Le and Impett wanted to know how suppressing negative emotions and overemphasizing positive ones might impact parents’ well-being. The answer, in short: It’s not good for them. In one version of their experiments, Le and Impett recruited 162 parents of young children online and asked them to recall three recent experiences with their kids. For the control case, parents only relayed an example of caregiving for their children, the emotions they felt doing so, and how they behaved toward their children. For the other two experiences, parents were supposed to write about a time they’d held back negative emotions, such as sadness or anger, and a time they’d enhanced positive emotions, such as joy or excitement. After writing about each experience, the parents rated how true they’d been to themselves in that situation, their emotional well-being, and other factors on a scale from one to seven.

When thinking about a time they suppressed negative emotions, parents reported feeling about 20 percent less true to themselves and rated their emotional well-being at about half what it was in the control case. More surprisingly, roughly the same was true when they overstated their positive emotions—compared to the control case, parents felt about one-third less authentic and rated their well-being about 30 percent lower.
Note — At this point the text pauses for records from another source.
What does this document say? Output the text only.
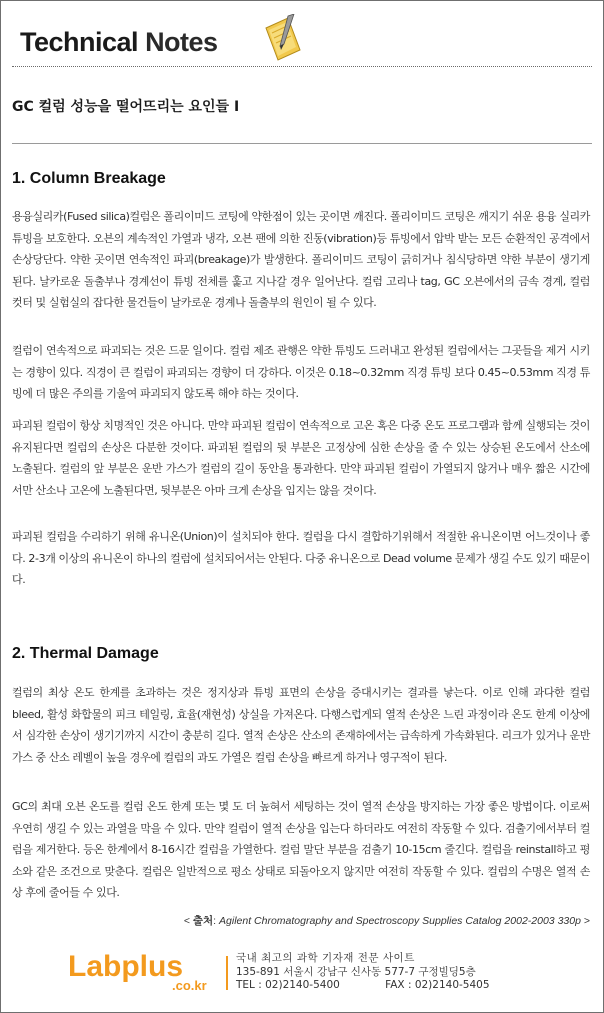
Technical Notes
GC 컬럼 성능을 떨어뜨리는 요인들 I
1. Column Breakage

용융실리카(Fused silica)컬럼은 폴리이미드 코팅에 약한점이 있는 곳이면 깨진다. 폴리이미드 코팅은 깨지기 쉬운 용융 실리카 튜빙을 보호한다. 오븐의 계속적인 가열과 냉각, 오븐 팬에 의한 진동(vibration)등 튜빙에서 압박 받는 모든 순환적인 공격에서 손상당단다. 약한 곳이면 연속적인 파괴(breakage)가 발생한다. 폴리이미드 코팅이 긁히거나 침식당하면 약한 부분이 생기게 된다. 날카로운 돌출부나 경계선이 튜빙 전체를 훑고 지나갈 경우 일어난다. 컬럼 고리나 tag, GC 오븐에서의 금속 경계, 컬럼 컷터 및 실험실의 잡다한 물건들이 날카로운 경계나 돌출부의 원인이 될 수 있다.

컬럼이 연속적으로 파괴되는 것은 드문 일이다. 컬럼 제조 관행은 약한 튜빙도 드러내고 완성된 컬럼에서는 그곳들을 제거 시키는 경향이 있다. 직경이 큰 컬럼이 파괴되는 경향이 더 강하다. 이것은 0.18~0.32mm 직경 튜빙 보다 0.45~0.53mm 직경 튜빙에 더 많은 주의를 기울여 파괴되지 않도록 해야 하는 것이다.

파괴된 컬럼이 항상 치명적인 것은 아니다. 만약 파괴된 컬럼이 연속적으로 고온 혹은 다중 온도 프로그램과 함께 실행되는 것이 유지된다면 컬럼의 손상은 다분한 것이다. 파괴된 컬럼의 뒷 부분은 고정상에 심한 손상을 줄 수 있는 상승된 온도에서 산소에 노출된다. 컬럼의 앞 부분은 운반 가스가 컬럼의 길이 동안을 통과한다. 만약 파괴된 컬럼이 가열되지 않거나 매우 짧은 시간에서만 산소나 고온에 노출된다면, 뒷부분은 아마 크게 손상을 입지는 않을 것이다.

파괴된 컬럼을 수리하기 위해 유니온(Union)이 설치되야 한다. 컬럼을 다시 결합하기위해서 적절한 유니온이면 어느것이나 좋다. 2-3개 이상의 유니온이 하나의 컬럼에 설치되어서는 안된다. 다중 유니온으로 Dead volume 문제가 생길 수도 있기 때문이다.

2. Thermal Damage

컬럼의 최상 온도 한계를 초과하는 것은 정지상과 튜빙 표면의 손상을 증대시키는 결과를 낳는다. 이로 인해 과다한 컬럼 bleed, 활성 화합물의 피크 테일링, 효율(재현성) 상실을 가져온다. 다행스럽게되 열적 손상은 느린 과정이라 온도 한계 이상에서 심각한 손상이 생기기까지 시간이 충분히 길다. 열적 손상은 산소의 존재하에서는 급속하게 가속화된다. 리크가 있거나 운반 가스 중 산소 레벨이 높을 경우에 컬럼의 과도 가열은 컬럼 손상을 빠르게 하거나 영구적이 된다.

GC의 최대 오븐 온도를 컬럼 온도 한계 또는 몇 도 더 높혀서 세팅하는 것이 열적 손상을 방지하는 가장 좋은 방법이다. 이로써 우연히 생길 수 있는 과열을 막을 수 있다. 만약 컬럼이 열적 손상을 입는다 하더라도 여전히 작동할 수 있다. 검출기에서부터 컬럼을 제거한다. 등온 한계에서 8-16시간 컬럼을 가열한다. 컬럼 말단 부분을 검출기 10-15cm 줄긴다. 컬럼을 reinstall하고 평소와 같은 조건으로 맞춘다. 컬럼은 일반적으로 평소 상태로 되돌아오지 않지만 여전히 작동할 수 있다. 컬럼의 수명은 열적 손상 후에 줄어들 수 있다.

< 출처: Agilent Chromatography and Spectroscopy Supplies Catalog 2002-2003 330p >
Labplus
.co.kr
국내 최고의 과학 기자재 전문 사이트
135-891 서울시 강남구 신사동 577-7 구정빌딩5층
TEL : 02)2140-5400	FAX : 02)2140-5405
Parents’ relationships with their kids and their responsiveness to their kids’ needs also suffered. A second study, in which 118 parents wrote about their experiences with their children for 10 days, replicated the first experiment’s findings.

“The findings shed light on one condition under which parenting may be associated with more pain than pleasure: when parents express more positive emotions than they genuinely feel and mask the negative emotions that they do feel when caring for their children,” Le and Impett write. “Future research should identify more adaptive ways for parents to regulate their emotions that allow them to feel true to themselves and contribute to the most joyful and optimal experiences of parenting.”